If the UK did decide to take an “us before them” approach, it would raise a number of clear ethical concerns. The most vulnerable groups (frontline workers, older people and those with underlying health conditions) have the highest coronavirus mortality rate. They need their vaccines soonest to prevent the most deaths. If you subscribe to utilitarian moral philosophy, then the choice to vaccinate those who are much less likely to die from coronavirus in the UK before vulnerable groups in lower-income countries is a clear and unethical prioritisation of the lives of British people. In other words, why should our lives be worth more simply because our government has more cash?

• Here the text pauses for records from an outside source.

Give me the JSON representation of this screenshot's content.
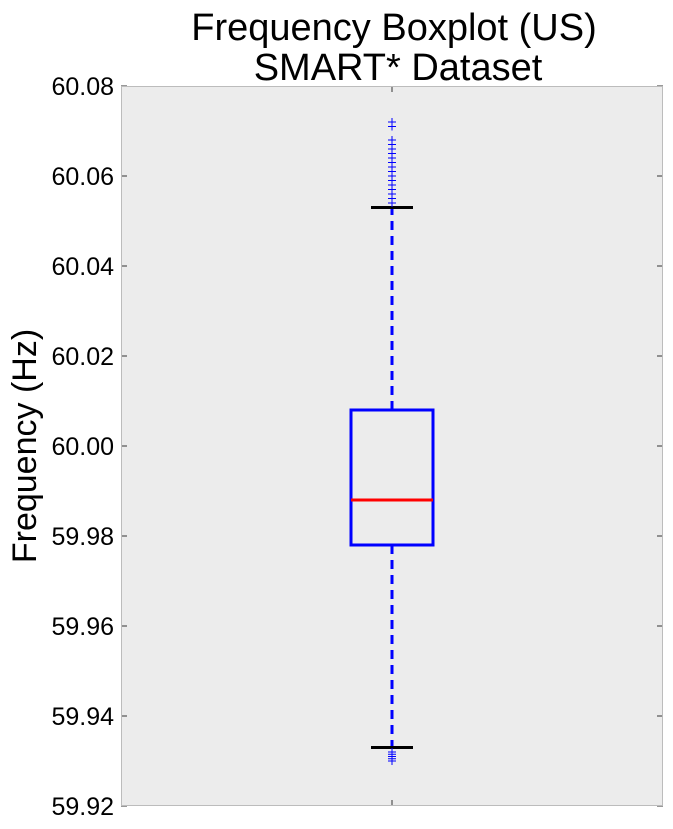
{
  "chart_data": {
    "type": "boxplot",
    "title": [
      "Frequency Boxplot (US)",
      "SMART* Dataset"
    ],
    "xlabel": "",
    "ylabel": "Frequency (Hz)",
    "ylim": [
      59.92,
      60.08
    ],
    "yticks": [
      "59.92",
      "59.94",
      "59.96",
      "59.98",
      "60.00",
      "60.02",
      "60.04",
      "60.06",
      "60.08"
    ],
    "ytick_values": [
      59.92,
      59.94,
      59.96,
      59.98,
      60.0,
      60.02,
      60.04,
      60.06,
      60.08
    ],
    "grid": false,
    "series": [
      {
        "name": "US",
        "whisker_low": 59.933,
        "q1": 59.978,
        "median": 59.988,
        "q3": 60.008,
        "whisker_high": 60.053,
        "outliers": [
          59.93,
          59.9305,
          59.931,
          59.9315,
          59.932,
          60.054,
          60.055,
          60.056,
          60.057,
          60.058,
          60.059,
          60.06,
          60.061,
          60.062,
          60.063,
          60.064,
          60.065,
          60.066,
          60.067,
          60.068,
          60.071,
          60.072
        ]
      }
    ],
    "colors": {
      "background": "#ececec",
      "frame": "#bcbcbc",
      "box": "#0000ff",
      "median": "#ff0000",
      "whisker": "#0000ff",
      "cap": "#000000",
      "flier": "#0000ff"
    }
  }
}
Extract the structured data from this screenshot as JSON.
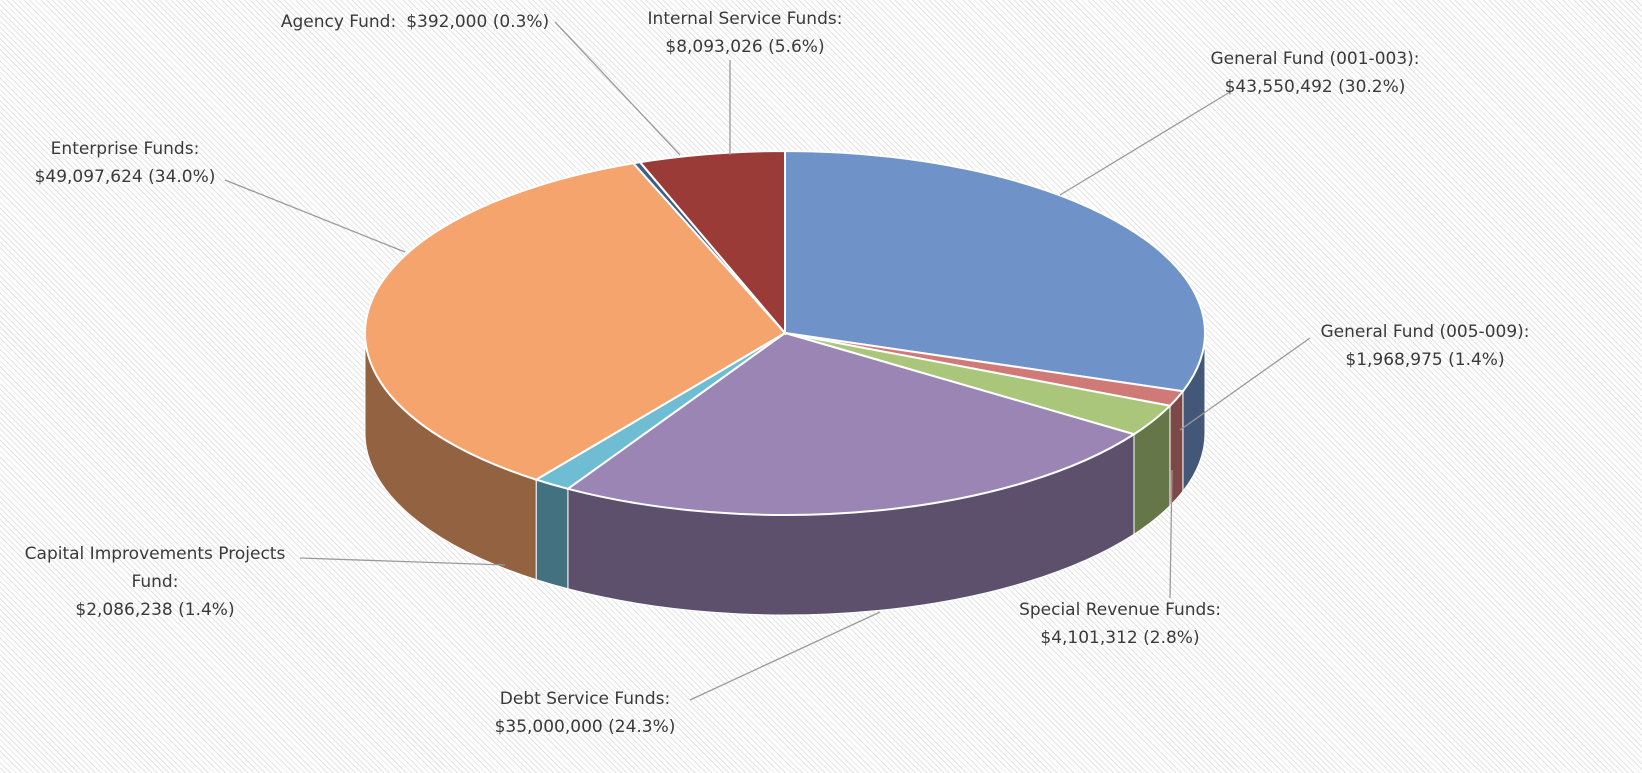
{
  "chart_data": {
    "type": "pie",
    "categories": [
      "General Fund (001-003):",
      "General Fund (005-009):",
      "Special Revenue Funds:",
      "Debt Service Funds:",
      "Capital Improvements Projects Fund:",
      "Enterprise Funds:",
      "Agency Fund:",
      "Internal Service Funds:"
    ],
    "values": [
      43550492,
      1968975,
      4101312,
      35000000,
      2086238,
      49097624,
      392000,
      8093026
    ],
    "value_labels": [
      "$43,550,492 (30.2%)",
      "$1,968,975 (1.4%)",
      "$4,101,312 (2.8%)",
      "$35,000,000 (24.3%)",
      "$2,086,238 (1.4%)",
      "$49,097,624 (34.0%)",
      "$392,000 (0.3%)",
      "$8,093,026 (5.6%)"
    ],
    "colors": [
      "#6f93c8",
      "#d07a78",
      "#a9c67a",
      "#9a85b5",
      "#6fbdd3",
      "#f4a46c",
      "#3e5f8a",
      "#9a3b38"
    ]
  }
}
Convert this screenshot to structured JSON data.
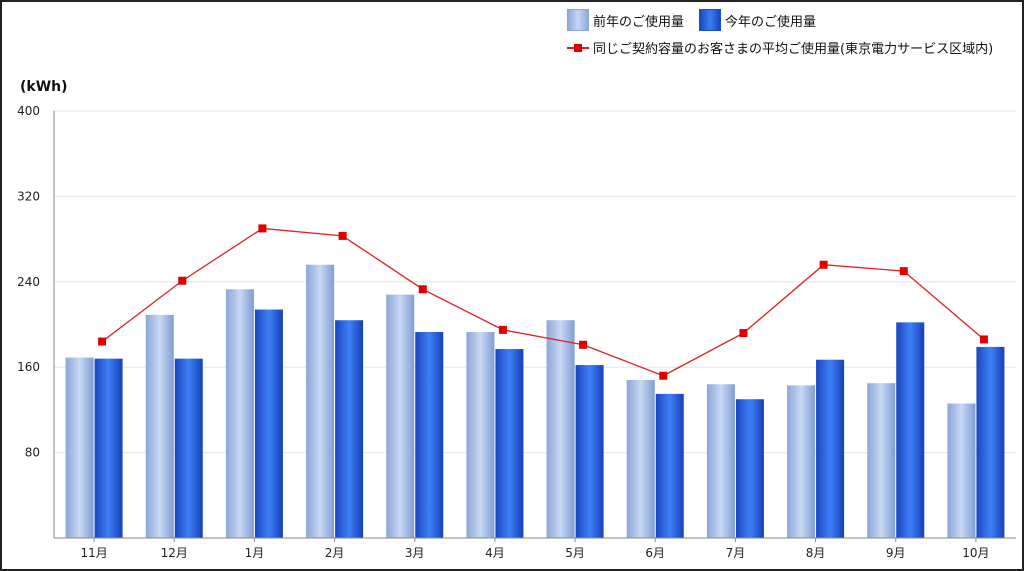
{
  "legend": {
    "prev": "前年のご使用量",
    "curr": "今年のご使用量",
    "avg": "同じご契約容量のお客さまの平均ご使用量(東京電力サービス区域内)"
  },
  "unit_label": "(kWh)",
  "colors": {
    "prev_bar": "#9db5e4",
    "curr_bar": "#2a62e0",
    "avg_line": "#e02020",
    "avg_marker": "#e00000",
    "grid": "#e6e6e6",
    "axis": "#888888"
  },
  "chart_data": {
    "type": "bar",
    "categories": [
      "11月",
      "12月",
      "1月",
      "2月",
      "3月",
      "4月",
      "5月",
      "6月",
      "7月",
      "8月",
      "9月",
      "10月"
    ],
    "series": [
      {
        "name": "前年のご使用量",
        "kind": "bar",
        "values": [
          169,
          209,
          233,
          256,
          228,
          193,
          204,
          148,
          144,
          143,
          145,
          126
        ]
      },
      {
        "name": "今年のご使用量",
        "kind": "bar",
        "values": [
          168,
          168,
          214,
          204,
          193,
          177,
          162,
          135,
          130,
          167,
          202,
          179
        ]
      },
      {
        "name": "同じご契約容量のお客さまの平均ご使用量(東京電力サービス区域内)",
        "kind": "line",
        "values": [
          184,
          241,
          290,
          283,
          233,
          195,
          181,
          152,
          192,
          256,
          250,
          186
        ]
      }
    ],
    "ylim": [
      0,
      400
    ],
    "yticks": [
      80,
      160,
      240,
      320,
      400
    ],
    "ylabel": "(kWh)",
    "xlabel": "",
    "grid": true,
    "legend_position": "top-right"
  }
}
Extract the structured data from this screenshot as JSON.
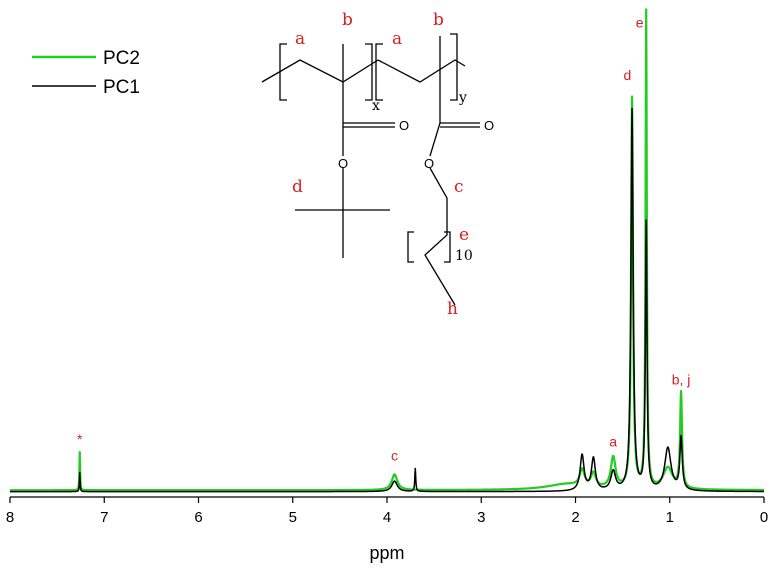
{
  "chart_data": {
    "type": "line",
    "xlabel": "ppm",
    "xlim": [
      8,
      0
    ],
    "x_reversed": true,
    "x_ticks": [
      "8",
      "7",
      "6",
      "5",
      "4",
      "3",
      "2",
      "1",
      "0"
    ],
    "y_ticks": [],
    "grid": false,
    "legend_position": "top-left",
    "series": [
      {
        "name": "PC2",
        "color": "#22cc22",
        "baseline": 0.008,
        "peaks": [
          {
            "center": 7.26,
            "height": 0.08,
            "width": 0.004
          },
          {
            "center": 3.92,
            "height": 0.033,
            "width": 0.035
          },
          {
            "center": 1.93,
            "height": 0.035,
            "width": 0.03
          },
          {
            "center": 1.81,
            "height": 0.03,
            "width": 0.03
          },
          {
            "center": 1.6,
            "height": 0.065,
            "width": 0.03
          },
          {
            "center": 1.4,
            "height": 0.82,
            "width": 0.012
          },
          {
            "center": 1.25,
            "height": 1.0,
            "width": 0.008
          },
          {
            "center": 1.02,
            "height": 0.045,
            "width": 0.06
          },
          {
            "center": 0.88,
            "height": 0.2,
            "width": 0.012
          },
          {
            "center": 2.1,
            "height": 0.012,
            "width": 0.25
          }
        ]
      },
      {
        "name": "PC1",
        "color": "#000000",
        "baseline": 0.005,
        "peaks": [
          {
            "center": 7.26,
            "height": 0.04,
            "width": 0.004
          },
          {
            "center": 3.92,
            "height": 0.022,
            "width": 0.035
          },
          {
            "center": 3.7,
            "height": 0.048,
            "width": 0.006
          },
          {
            "center": 1.93,
            "height": 0.075,
            "width": 0.025
          },
          {
            "center": 1.81,
            "height": 0.068,
            "width": 0.025
          },
          {
            "center": 1.6,
            "height": 0.04,
            "width": 0.03
          },
          {
            "center": 1.4,
            "height": 0.8,
            "width": 0.014
          },
          {
            "center": 1.25,
            "height": 0.56,
            "width": 0.01
          },
          {
            "center": 1.02,
            "height": 0.09,
            "width": 0.04
          },
          {
            "center": 0.88,
            "height": 0.11,
            "width": 0.015
          }
        ]
      }
    ],
    "peak_labels": [
      {
        "text": "*",
        "x": 7.26,
        "y": 0.105
      },
      {
        "text": "c",
        "x": 3.92,
        "y": 0.07
      },
      {
        "text": "a",
        "x": 1.6,
        "y": 0.1
      },
      {
        "text": "d",
        "x": 1.45,
        "y": 0.87
      },
      {
        "text": "e",
        "x": 1.32,
        "y": 0.98
      },
      {
        "text": "b, j",
        "x": 0.88,
        "y": 0.23
      }
    ]
  },
  "structure": {
    "labels": {
      "a1": "a",
      "b1": "b",
      "a2": "a",
      "b2": "b",
      "d": "d",
      "c": "c",
      "e": "e",
      "h": "h"
    },
    "subscripts": {
      "x": "x",
      "y": "y",
      "n": "10"
    },
    "atoms": {
      "o1": "O",
      "o2": "O",
      "o3": "O",
      "o4": "O"
    }
  }
}
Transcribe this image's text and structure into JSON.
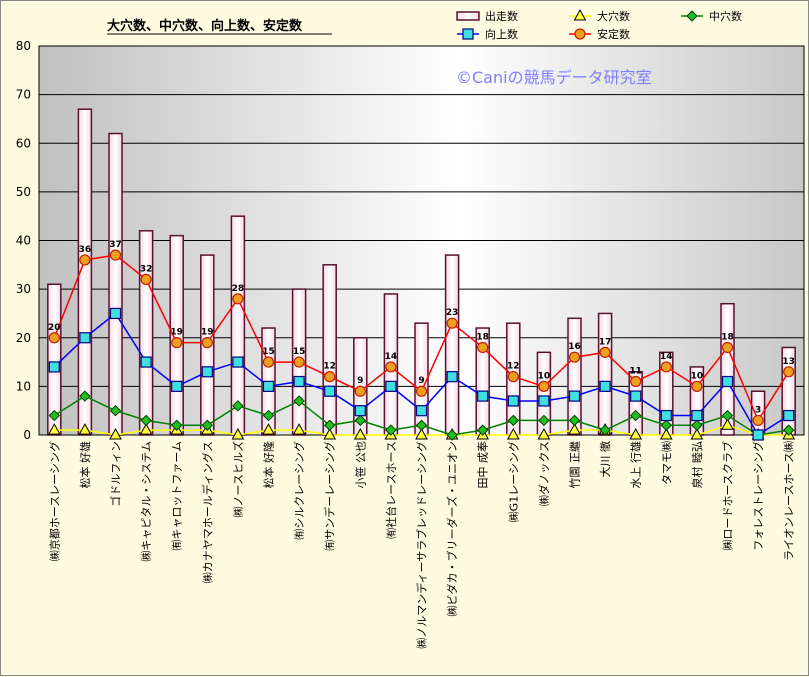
{
  "chart_data": {
    "type": "bar+line",
    "title": "大穴数、中穴数、向上数、安定数",
    "watermark": "©Caniの競馬データ研究室",
    "ylim": [
      0,
      80
    ],
    "yticks": [
      0,
      10,
      20,
      30,
      40,
      50,
      60,
      70,
      80
    ],
    "grid": true,
    "legend_position": "top-right",
    "categories": [
      "㈱京都ホースレーシング",
      "松本 好雄",
      "ゴドルフィン",
      "㈱キャピタル・システム",
      "㈲キャロットファーム",
      "㈱カナヤマホールディングス",
      "㈱ノースヒルズ",
      "松本 好隆",
      "㈲シルクレーシング",
      "㈲サンデーレーシング",
      "小笹 公也",
      "㈲社台レースホース",
      "㈱ノルマンディーサラブレッドレーシング",
      "㈱ビダカ・ブリーダーズ・ユニオン",
      "田中 成奉",
      "㈱G1レーシング",
      "㈱ダノックス",
      "竹園 正繼",
      "大川 徹",
      "水上 行雄",
      "タマモ㈱",
      "泉村 睦弘",
      "㈱ロードホースクラブ",
      "フォレストレーシング",
      "ライオンレースホース㈱"
    ],
    "series": [
      {
        "name": "出走数",
        "type": "bar",
        "color": "#5a1030",
        "values": [
          31,
          67,
          62,
          42,
          41,
          37,
          45,
          22,
          30,
          35,
          20,
          29,
          23,
          37,
          22,
          23,
          17,
          24,
          25,
          13,
          17,
          14,
          27,
          9,
          18
        ]
      },
      {
        "name": "大穴数",
        "type": "line",
        "color": "#ffff00",
        "marker": "triangle",
        "values": [
          1,
          1,
          0,
          1,
          1,
          1,
          0,
          1,
          1,
          0,
          0,
          0,
          0,
          0,
          0,
          0,
          0,
          1,
          1,
          0,
          0,
          0,
          2,
          0,
          0
        ]
      },
      {
        "name": "中穴数",
        "type": "line",
        "color": "#008000",
        "marker": "diamond",
        "values": [
          4,
          8,
          5,
          3,
          2,
          2,
          6,
          4,
          7,
          2,
          3,
          1,
          2,
          0,
          1,
          3,
          3,
          3,
          1,
          4,
          2,
          2,
          4,
          0,
          1
        ]
      },
      {
        "name": "向上数",
        "type": "line",
        "color": "#0000ff",
        "marker": "square",
        "values": [
          14,
          20,
          25,
          15,
          10,
          13,
          15,
          10,
          11,
          9,
          5,
          10,
          5,
          12,
          8,
          7,
          7,
          8,
          10,
          8,
          4,
          4,
          11,
          0,
          4
        ]
      },
      {
        "name": "安定数",
        "type": "line",
        "color": "#ff0000",
        "marker": "circle",
        "values": [
          20,
          36,
          37,
          32,
          19,
          19,
          28,
          15,
          15,
          12,
          9,
          14,
          9,
          23,
          18,
          12,
          10,
          16,
          17,
          11,
          14,
          10,
          18,
          3,
          13
        ]
      }
    ],
    "data_labels_series": "安定数"
  }
}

But if the moral argument doesn’t convince you that vaccine nationalism is a problem, perhaps the scientific one will. There is still ongoing debate about whether or not new COVID-19 variants could reduce vaccine efficacy, with the “South African variant” 501Y.V2 being the most worrying. Mutations have been found on this variant that appear to reduce the strength of the “neutralising antibodies” which our body produces to fight the virus when we receive RNA vaccines (i.e. the Moderna or Pfizer vaccine). On 28th January, Novavax released data from clinical trials that suggested that its experimental vaccine was only 50% effective against the South African variant, while being over 80% effective against other variants. Similarly, the new one-shot Johnson and Johnson vaccine has significantly reduced efficacy against the South African variant.
So there is a chance, then, that we are vaccinating the world against an invisible clock. We are completely unable to predict if, when and where new variants of COVID-19 will appear, and how they will respond to the vaccines that have been approved so far. New variants are mutations of old variants, which means they are less likely to be produced if the old variants are prevented from spreading. We have seen over the past year and a half that it is near impossible to keep a virus contained in such a globalised world. So all countries should want to vaccinate the world, not just their own population, as quickly and efficiently as possible – because we never know which variant is around the corner.
We all want to be able to return to our normal lives, to open up our borders and economies, and to travel around without fear or limit. It is clear that an international approach to vaccine distribution is more likely to make this happen, but it will require hard diplomatic work and a sacrifice of national pride. And this work goes beyond vaccines, too. If we want our world to be protected against another global pandemic in future, then international collaboration must be at the centre of all policy decisions relating to epidemiology.